Figure 1 – Cayman System Architecture and Comparisons
The L2 cache is actually partitioned into eight 64KB slices, with one slice per memory channel. The memory interface is a total of 256-bits wide and each memory controller drives 2 channels of GDDR5 memory at up to 5.5GT/s for an aggregate bandwidth of 176GB/s. The memory interfaces are about 12% faster than Cypress, due to several improvements. The GDDR5 training algorithms, which compensate for imperfections in the memory interface, have been tuned. Simultaneously, AMD has tightened board and package specifications to improve signal quality and also improved the physical layer design. The memory controllers support clamshell mode, where two x16 DRAMs are used per channel, rather than a single x32 DRAM. The normal consumer products have 2GB of GDDR5 memory, while any workstation or compute versions will probably support 4GB (using clamshell or higher density DRAMs). The memory interface use GDDR5’s CRC and retry mechanism to detect and resolve transmission errors.

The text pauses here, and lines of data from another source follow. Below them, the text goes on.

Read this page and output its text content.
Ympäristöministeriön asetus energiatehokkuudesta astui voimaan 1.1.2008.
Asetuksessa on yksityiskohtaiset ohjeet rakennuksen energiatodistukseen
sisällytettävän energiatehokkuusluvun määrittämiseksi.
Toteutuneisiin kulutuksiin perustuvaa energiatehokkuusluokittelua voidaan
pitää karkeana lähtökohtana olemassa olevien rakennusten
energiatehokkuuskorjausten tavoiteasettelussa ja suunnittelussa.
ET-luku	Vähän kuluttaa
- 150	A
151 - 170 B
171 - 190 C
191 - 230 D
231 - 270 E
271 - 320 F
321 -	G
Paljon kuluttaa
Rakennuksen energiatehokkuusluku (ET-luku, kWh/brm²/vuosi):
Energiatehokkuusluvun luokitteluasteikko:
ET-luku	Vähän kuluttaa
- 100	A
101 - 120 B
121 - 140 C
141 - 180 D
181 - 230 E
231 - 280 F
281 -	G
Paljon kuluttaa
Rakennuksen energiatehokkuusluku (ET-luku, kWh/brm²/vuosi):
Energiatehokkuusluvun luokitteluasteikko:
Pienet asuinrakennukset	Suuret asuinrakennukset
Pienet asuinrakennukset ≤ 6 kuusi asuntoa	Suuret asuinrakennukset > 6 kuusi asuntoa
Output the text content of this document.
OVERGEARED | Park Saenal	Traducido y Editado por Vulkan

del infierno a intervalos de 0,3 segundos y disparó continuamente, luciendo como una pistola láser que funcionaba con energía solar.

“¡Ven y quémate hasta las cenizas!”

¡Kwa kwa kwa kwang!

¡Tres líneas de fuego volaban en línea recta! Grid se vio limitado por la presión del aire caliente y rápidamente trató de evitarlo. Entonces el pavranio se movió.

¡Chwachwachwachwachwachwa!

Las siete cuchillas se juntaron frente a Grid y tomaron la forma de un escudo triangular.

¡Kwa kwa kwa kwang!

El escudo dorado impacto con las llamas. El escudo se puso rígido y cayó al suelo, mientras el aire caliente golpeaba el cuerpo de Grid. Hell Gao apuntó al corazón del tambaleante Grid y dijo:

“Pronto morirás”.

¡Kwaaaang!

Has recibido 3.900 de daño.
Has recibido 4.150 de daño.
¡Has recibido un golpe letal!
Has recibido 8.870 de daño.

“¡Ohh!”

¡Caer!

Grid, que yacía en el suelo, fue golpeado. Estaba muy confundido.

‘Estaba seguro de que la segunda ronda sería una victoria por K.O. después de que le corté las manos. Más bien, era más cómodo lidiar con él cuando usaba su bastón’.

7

One of the constraints of the ‘sweet spot’ approach is that AMD is limited to narrower memory interfaces. A 384-bit or 512-bit wide memory interface is certainly feasible for a single GPU. However, it becomes a board design nightmare for dual-GPU graphics cards due to routing congestion between the GPUs and all the DRAMs. This increases the number of layers needed in the PCB for the board and the number of DRAMs, therefore increasing costs and design effort.
Cayman retains the PCI-Express 2.1 interface to the rest of the PC, as the PCI-E 3.0 specification will not be finalized till the end of 2010. However, the DMA controllers, which actually manage communication with system memory (over PCI-Express) were overhauled. Cypress featured two DMA controllers, each one controlled transfers in a single direction. The Cayman DMA controllers are both bidirectional, which increases the realizable bandwidth for the PCI-Express link.
In comparison, Nvidia has a more complicated clocking architecture across their chips. The Fermi shown above is the C2050 or C2070 model. It has a fast clock of 1.4GHz for the cores (or SMs), while the fixed function hardware runs at the base clock, and the L2 cache and ROPs run at 600MHz. One of the advantages of this multi-clock domain architecture is that Nvidia can scale up shader, memory or graphics performance (i.e. SMs) independently. The downside is more complex clock distribution and buffering between different clock domains.